Neujahrskonzert der Wiener Philharmoniker 1967
Das Neujahrskonzert der Wiener Philharmoniker 1967 war das 27. Neujahrskonzert der Wiener Philharmoniker und fand am 1. Jänner 1967 im Goldenen Saal des Wiener Musikvereins statt. Dirigiert wurde es zum 13. Mal von Willi Boskovsky, der diese Institution 1941 schon als Konzertmeister der Wiener Philharmoniker mit ins Leben gerufen hatte.

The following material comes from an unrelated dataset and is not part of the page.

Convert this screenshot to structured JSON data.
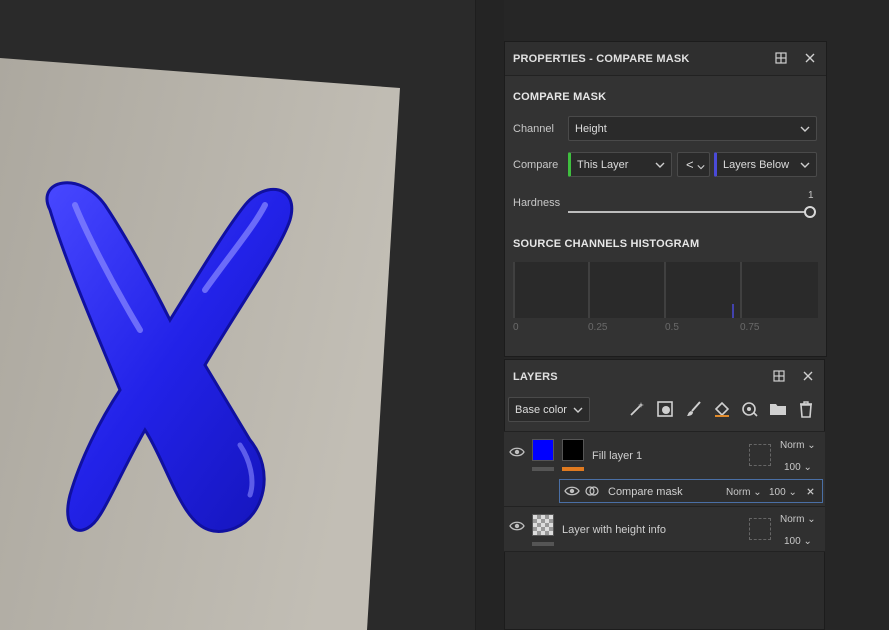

Das Konzert war das achte Neujahrskonzert, dessen zweiter Teil sowohl über Eurovision im Fernsehen übertragen wurde; zudem wurde es zum zweiten Mal über Intervision, den Fernsehverbund der damaligen sozialistischen Staaten übertragen.
Besonderheit
Allgemeines
Streng genommen war es einerseits das 28. Konzert zum Jahreswechsel – denn zur Jahreswende 1939/40 gab es bereits ein Außerordentliches Konzert der Wiener Philharmoniker, welches allerdings am Silvesterabend 1939 stattfand –, aber erst seit 1946 – seit dem erstmaligen Dirigat von Josef Krips – trägt das Konzert den Namen Neujahrskonzert der Wiener Philharmoniker: Unter diesem Namen war es das nunmehr 22. mit diesem Titel. Willi Boskovsky stand, wie bereits seit 1955 auf Grund seiner einstimmigen Wahl durch die Orchestermitglieder als ständiger Dirigent des Neujahrskonzertes am Pult.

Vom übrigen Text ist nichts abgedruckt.